The billion-dollar art collection of Paul Allen, the co-founder of Microsoft who died in 2018, will be auctioned in November and is expected to exceed the current record for the most expensive sale to date, set by the Macklowe Collection in May.
The auction of 150 works will take place in November this year, auction house Christie’s announced (an exact date was not disclosed), with a collection valued at more than $1 billion.
The extensive collection, named “Visionary: The Paul G. Allen Collection,” features works by some of the most influential names in art, including Paul Cézanne and Jasper Johns, Christie’s said.
According to New York Times, works by Botticelli and Renoir will also be auctioned.
In accordance with Allen’s wishes, proceeds from the auction will be donated to charity, Christie’s said.

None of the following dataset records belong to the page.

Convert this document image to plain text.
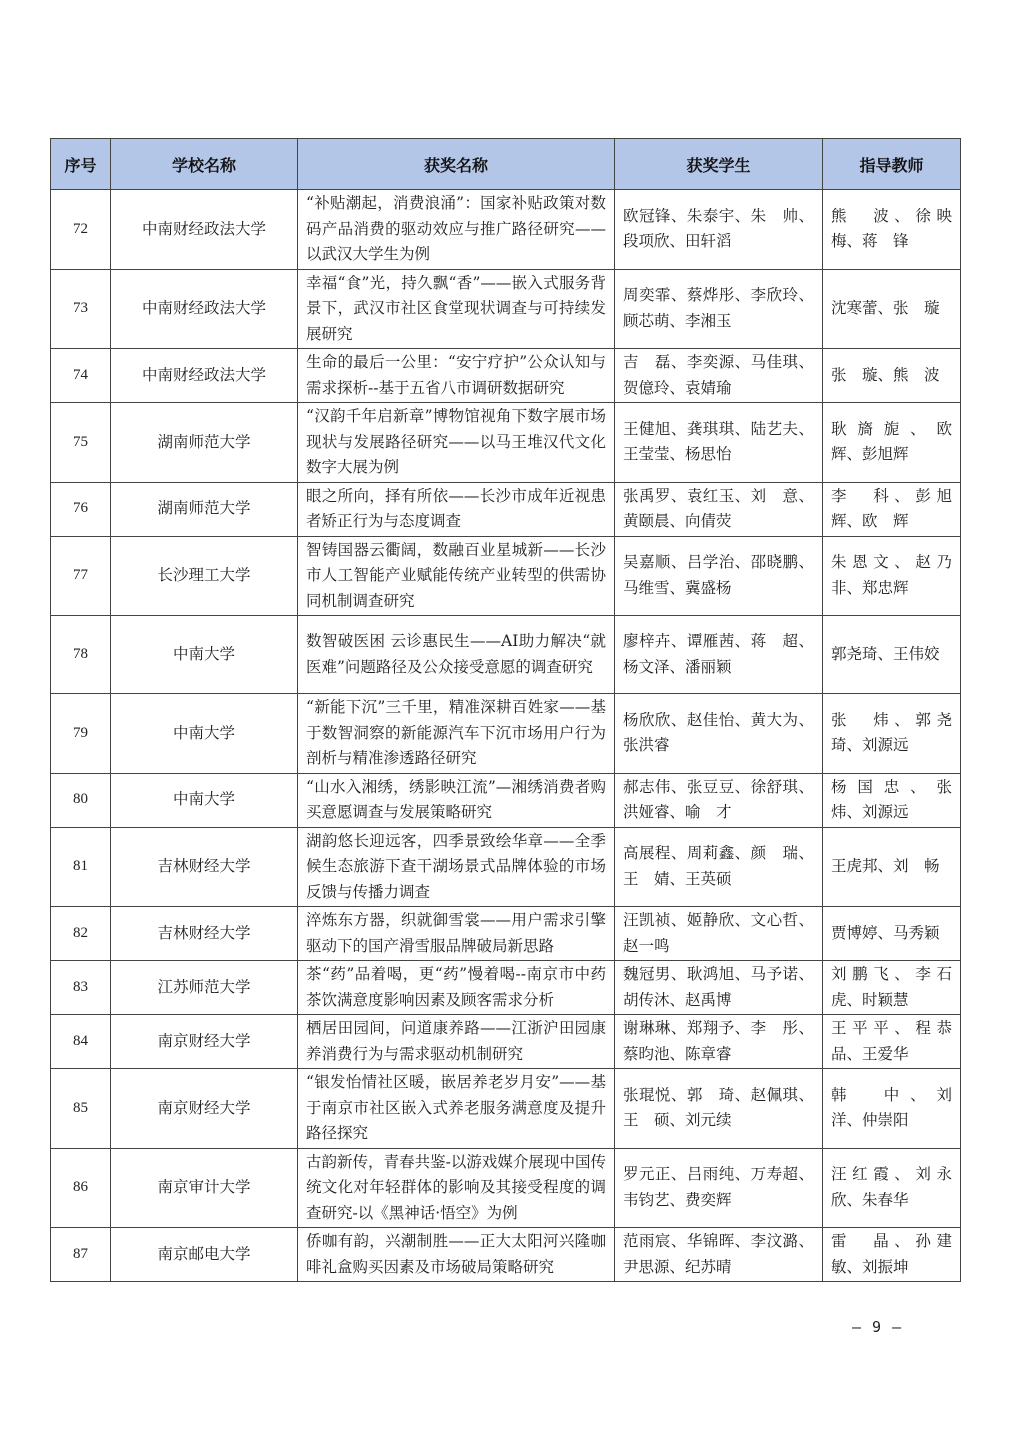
序号	学校名称	获奖名称	获奖学生	指导教师
72	中南财经政法大学	“补贴潮起，消费浪涌”：国家补贴政策对数码产品消费的驱动效应与推广路径研究——以武汉大学生为例	欧冠锋、朱泰宇、朱　帅、段项欣、田轩滔	熊　波、徐映梅、蒋　锋
73	中南财经政法大学	幸福“食”光，持久飘“香”——嵌入式服务背景下，武汉市社区食堂现状调查与可持续发展研究	周奕霏、蔡烨彤、李欣玲、顾芯萌、李湘玉	沈寒蕾、张　璇
74	中南财经政法大学	生命的最后一公里：“安宁疗护”公众认知与需求探析--基于五省八市调研数据研究	吉　磊、李奕源、马佳琪、贺億玲、袁婧瑜	张　璇、熊　波
75	湖南师范大学	“汉韵千年启新章”博物馆视角下数字展市场现状与发展路径研究——以马王堆汉代文化数字大展为例	王健旭、龚琪琪、陆艺夫、王莹莹、杨思怡	耿旖旎、欧　辉、彭旭辉
76	湖南师范大学	眼之所向，择有所依——长沙市成年近视患者矫正行为与态度调查	张禹罗、袁红玉、刘　意、黄颐晨、向倩荧	李　科、彭旭辉、欧　辉
77	长沙理工大学	智铸国器云衢阔，数融百业星城新——长沙市人工智能产业赋能传统产业转型的供需协同机制调查研究	吴嘉顺、吕学治、邵晓鹏、马维雪、冀盛杨	朱恩文、赵乃非、郑忠辉
78	中南大学	数智破医困 云诊惠民生——AI助力解决“就医难”问题路径及公众接受意愿的调查研究	廖梓卉、谭雁茜、蒋　超、杨文泽、潘丽颖	郭尧琦、王伟姣
79	中南大学	“新能下沉”三千里，精准深耕百姓家——基于数智洞察的新能源汽车下沉市场用户行为剖析与精准渗透路径研究	杨欣欣、赵佳怡、黄大为、张洪睿	张　炜、郭尧琦、刘源远
80	中南大学	“山水入湘绣，绣影映江流”—湘绣消费者购买意愿调查与发展策略研究	郝志伟、张豆豆、徐舒琪、洪娅睿、喻　才	杨国忠、张　炜、刘源远
81	吉林财经大学	湖韵悠长迎远客，四季景致绘华章——全季候生态旅游下查干湖场景式品牌体验的市场反馈与传播力调查	高展程、周莉鑫、颜　瑞、王　婧、王英硕	王虎邦、刘　畅
82	吉林财经大学	淬炼东方器，织就御雪裳——用户需求引擎驱动下的国产滑雪服品牌破局新思路	汪凯祯、姬静欣、文心哲、赵一鸣	贾博婷、马秀颖
83	江苏师范大学	茶“药”品着喝，更“药”慢着喝--南京市中药茶饮满意度影响因素及顾客需求分析	魏冠男、耿鸿旭、马予诺、胡传沐、赵禹博	刘鹏飞、李石虎、时颖慧
84	南京财经大学	栖居田园间，问道康养路——江浙沪田园康养消费行为与需求驱动机制研究	谢琳琳、郑翔予、李　彤、蔡昀池、陈章睿	王平平、程恭品、王爱华
85	南京财经大学	“银发怡情社区暖，嵌居养老岁月安”——基于南京市社区嵌入式养老服务满意度及提升路径探究	张琨悦、郭　琦、赵佩琪、王　硕、刘元续	韩　中、刘　洋、仲崇阳
86	南京审计大学	古韵新传，青春共鉴-以游戏媒介展现中国传统文化对年轻群体的影响及其接受程度的调查研究-以《黑神话·悟空》为例	罗元正、吕雨纯、万寿超、韦钧艺、费奕辉	汪红霞、刘永欣、朱春华
87	南京邮电大学	侨咖有韵，兴潮制胜——正大太阳河兴隆咖啡礼盒购买因素及市场破局策略研究	范雨宸、华锦晖、李汶潞、尹思源、纪苏晴	雷　晶、孙建敏、刘振坤
— 9 —
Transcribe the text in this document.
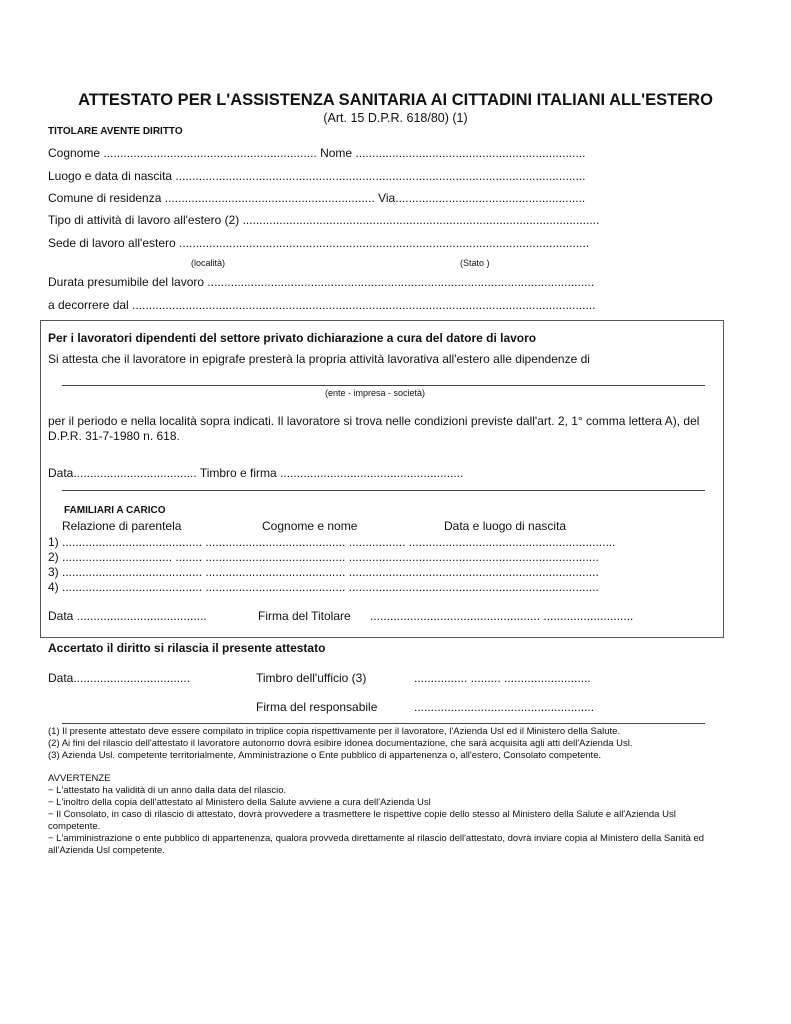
ATTESTATO PER L'ASSISTENZA SANITARIA AI CITTADINI ITALIANI ALL'ESTERO
(Art. 15 D.P.R. 618/80) (1)
TITOLARE AVENTE DIRITTO
Cognome ................................................................ Nome .....................................................................
Luogo e data di nascita ...........................................................................................................................
Comune di residenza ............................................................... Via.........................................................
Tipo di attività di lavoro all'estero (2) ...........................................................................................................
Sede di lavoro all'estero ...........................................................................................................................
(località)	(Stato )
Durata presumibile del lavoro ....................................................................................................................
a decorrere dal ...........................................................................................................................................
Per i lavoratori dipendenti del settore privato dichiarazione a cura del datore di lavoro
Si attesta che il lavoratore in epigrafe presterà la propria attività lavorativa all'estero alle dipendenze di
(ente - impresa - società)
per il periodo e nella località sopra indicati. Il lavoratore si trova nelle condizioni previste dall'art. 2, 1° comma lettera A), del D.P.R. 31-7-1980 n. 618.
Data..................................... Timbro e firma .......................................................
FAMILIARI A CARICO
Relazione di parentela	Cognome e nome	Data e luogo di nascita
1) .......................................... .......................................... ................. ..............................................................
2) ................................. ........ .......................................... ...........................................................................
3) .......................................... .......................................... ...........................................................................
4) .......................................... .......................................... ...........................................................................
Data .......................................	Firma del Titolare ................................................... ...........................
Accertato il diritto si rilascia il presente attestato
Data...................................	Timbro dell'ufficio (3)	................ ......... ..........................
Firma del responsabile	......................................................
(1) Il presente attestato deve essere compilato in triplice copia rispettivamente per il lavoratore, l'Azienda Usl ed il Ministero della Salute.
(2) Ai fini del rilascio dell'attestato il lavoratore autonomo dovrà esibire idonea documentazione, che sarà acquisita agli atti dell'Azienda Usl.
(3) Azienda Usl. competente territorialmente, Amministrazione o Ente pubblico di appartenenza o, all'estero, Consolato competente.
AVVERTENZE
− L'attestato ha validità di un anno dalla data del rilascio.
− L'inoltro della copia dell'attestato al Ministero della Salute avviene a cura dell'Azienda Usl
− Il Consolato, in caso di rilascio di attestato, dovrà provvedere a trasmettere le rispettive copie dello stesso al Ministero della Salute e all'Azienda Usl competente.
− L'amministrazione o ente pubblico di appartenenza, qualora provveda direttamente al rilascio dell'attestato, dovrà inviare copia al Ministero della Sanità ed all'Azienda Usl competente.
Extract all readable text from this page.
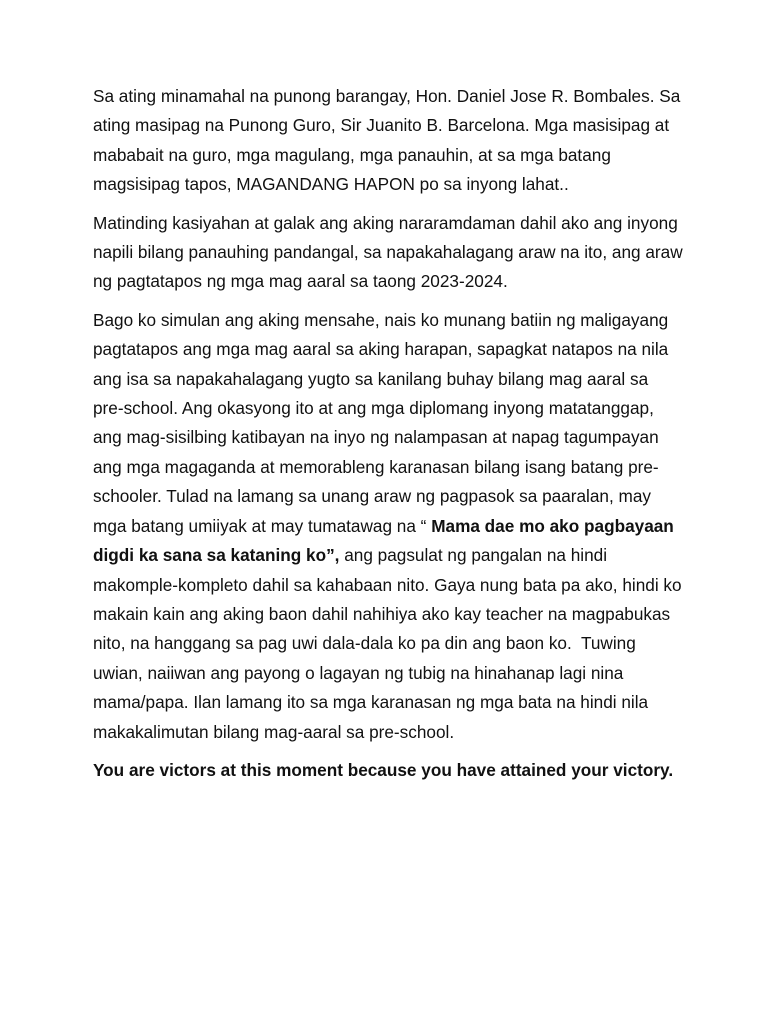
Sa ating minamahal na punong barangay, Hon. Daniel Jose R. Bombales. Sa ating masipag na Punong Guro, Sir Juanito B. Barcelona. Mga masisipag at mababait na guro, mga magulang, mga panauhin, at sa mga batang magsisipag tapos, MAGANDANG HAPON po sa inyong lahat..

Matinding kasiyahan at galak ang aking nararamdaman dahil ako ang inyong napili bilang panauhing pandangal, sa napakahalagang araw na ito, ang araw ng pagtatapos ng mga mag aaral sa taong 2023-2024.

Bago ko simulan ang aking mensahe, nais ko munang batiin ng maligayang pagtatapos ang mga mag aaral sa aking harapan, sapagkat natapos na nila ang isa sa napakahalagang yugto sa kanilang buhay bilang mag aaral sa pre-school. Ang okasyong ito at ang mga diplomang inyong matatanggap, ang mag-sisilbing katibayan na inyo ng nalampasan at napag tagumpayan ang mga magaganda at memorableng karanasan bilang isang batang pre-schooler. Tulad na lamang sa unang araw ng pagpasok sa paaralan, may mga batang umiiyak at may tumatawag na “ Mama dae mo ako pagbayaan digdi ka sana sa kataning ko”, ang pagsulat ng pangalan na hindi makomple-kompleto dahil sa kahabaan nito. Gaya nung bata pa ako, hindi ko makain kain ang aking baon dahil nahihiya ako kay teacher na magpabukas nito, na hanggang sa pag uwi dala-dala ko pa din ang baon ko.  Tuwing uwian, naiiwan ang payong o lagayan ng tubig na hinahanap lagi nina mama/papa. Ilan lamang ito sa mga karanasan ng mga bata na hindi nila makakalimutan bilang mag-aaral sa pre-school.

You are victors at this moment because you have attained your victory.
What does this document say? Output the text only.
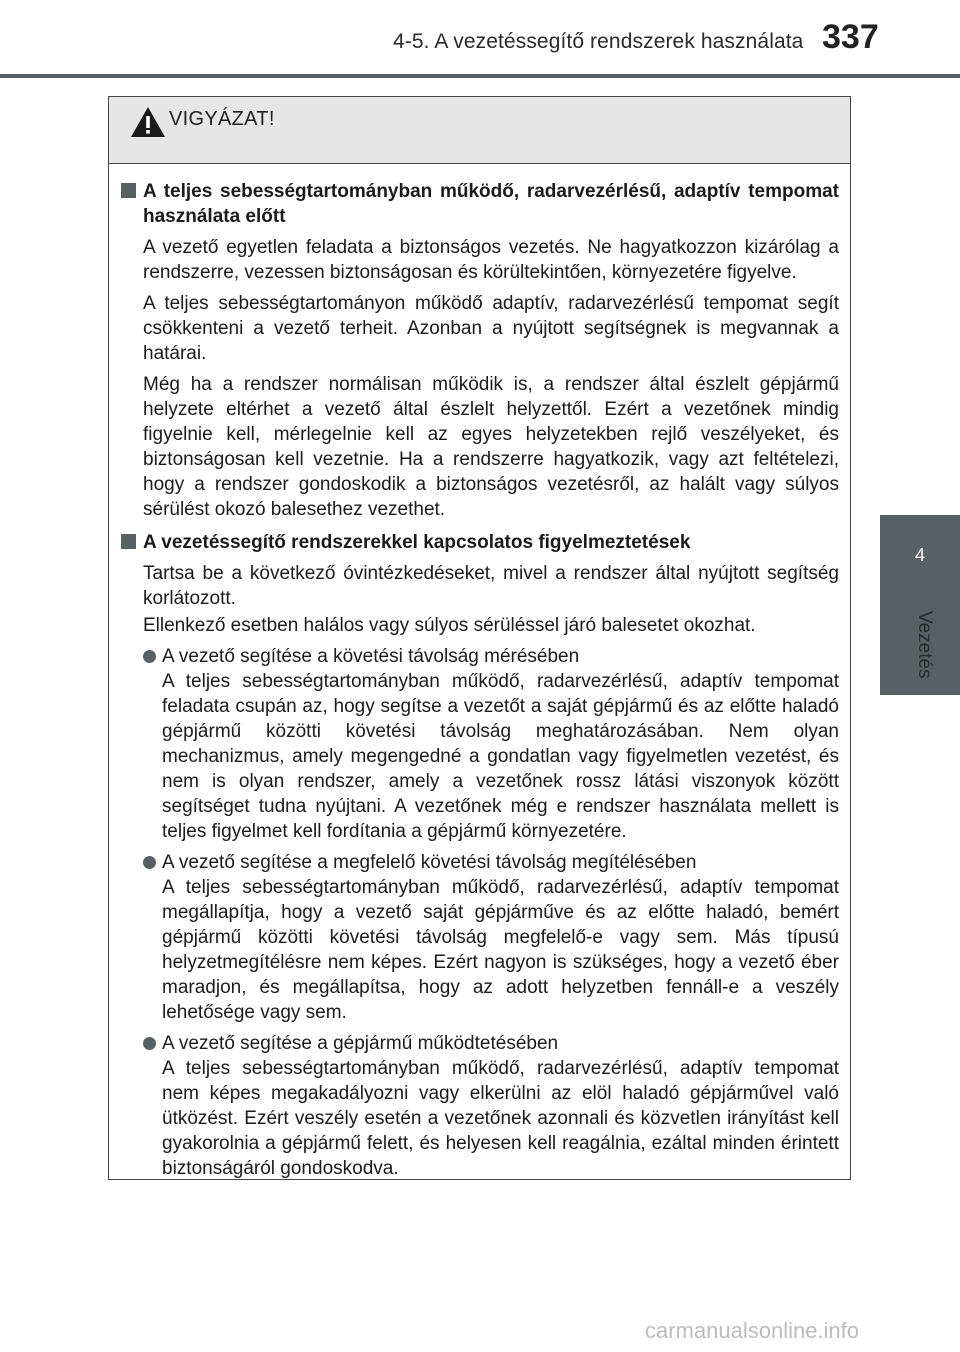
4-5. A vezetéssegítő rendszerek használata 337
4
Vezetés
VIGYÁZAT!

A teljes sebességtartományban működő, radarvezérlésű, adaptív tempomat használata előtt

A vezető egyetlen feladata a biztonságos vezetés. Ne hagyatkozzon kizárólag a rendszerre, vezessen biztonságosan és körültekintően, környezetére figyelve.

A teljes sebességtartományon működő adaptív, radarvezérlésű tempomat segít csökkenteni a vezető terheit. Azonban a nyújtott segítségnek is megvannak a határai.

Még ha a rendszer normálisan működik is, a rendszer által észlelt gépjármű helyzete eltérhet a vezető által észlelt helyzettől. Ezért a vezetőnek mindig figyelnie kell, mérlegelnie kell az egyes helyzetekben rejlő veszélyeket, és biztonságosan kell vezetnie. Ha a rendszerre hagyatkozik, vagy azt feltételezi, hogy a rendszer gondoskodik a biztonságos vezetésről, az halált vagy súlyos sérülést okozó balesethez vezethet.

A vezetéssegítő rendszerekkel kapcsolatos figyelmeztetések

Tartsa be a következő óvintézkedéseket, mivel a rendszer által nyújtott segítség korlátozott.

Ellenkező esetben halálos vagy súlyos sérüléssel járó balesetet okozhat.

A vezető segítése a követési távolság mérésében

A teljes sebességtartományban működő, radarvezérlésű, adaptív tempomat feladata csupán az, hogy segítse a vezetőt a saját gépjármű és az előtte haladó gépjármű közötti követési távolság meghatározásában. Nem olyan mechanizmus, amely megengedné a gondatlan vagy figyelmetlen vezetést, és nem is olyan rendszer, amely a vezetőnek rossz látási viszonyok között segítséget tudna nyújtani. A vezetőnek még e rendszer használata mellett is teljes figyelmet kell fordítania a gépjármű környezetére.

A vezető segítése a megfelelő követési távolság megítélésében

A teljes sebességtartományban működő, radarvezérlésű, adaptív tempomat megállapítja, hogy a vezető saját gépjárműve és az előtte haladó, bemért gépjármű közötti követési távolság megfelelő-e vagy sem. Más típusú helyzetmegítélésre nem képes. Ezért nagyon is szükséges, hogy a vezető éber maradjon, és megállapítsa, hogy az adott helyzetben fennáll-e a veszély lehetősége vagy sem.

A vezető segítése a gépjármű működtetésében

A teljes sebességtartományban működő, radarvezérlésű, adaptív tempomat nem képes megakadályozni vagy elkerülni az elöl haladó gépjárművel való ütközést. Ezért veszély esetén a vezetőnek azonnali és közvetlen irányítást kell gyakorolnia a gépjármű felett, és helyesen kell reagálnia, ezáltal minden érintett biztonságáról gondoskodva.

carmanualsonline.info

Guillaume Cerutti, head of the auction house, told the Time the sale is “a major event for the art market and for the art world”.
$20.3 billion. This is Forbes’ estimate of Allen’s net worth at the time of his death.
Allen founded tech giant Microsoft alongside Bill Gates in 1975 and left in the early 1980s after being diagnosed with Hodgkin’s disease, although he remained on the board until 2000. He expressed his love of music and art in part through the founding of what is now known. like the Museum of Pop Culture, marked by a futuristic building, in Seattle in 2000. One of America’s biggest philanthropists, he later donated about 10% of his wealth, or $2.5 billion, to causes such as education and scientific research and he also indulged his love of sports by buying major basketball, soccer and football teams, including the NFL’s Seattle Seahawks. Allen died in October 2018 at the age of 65 from complications from non-Hodgkin’s lymphoma.
Last year proved a boon for the art market’s post-pandemic recovery, with art sales up nearly 30% to $65 billion, according to a report from UBS and ‘Art Basel published in May.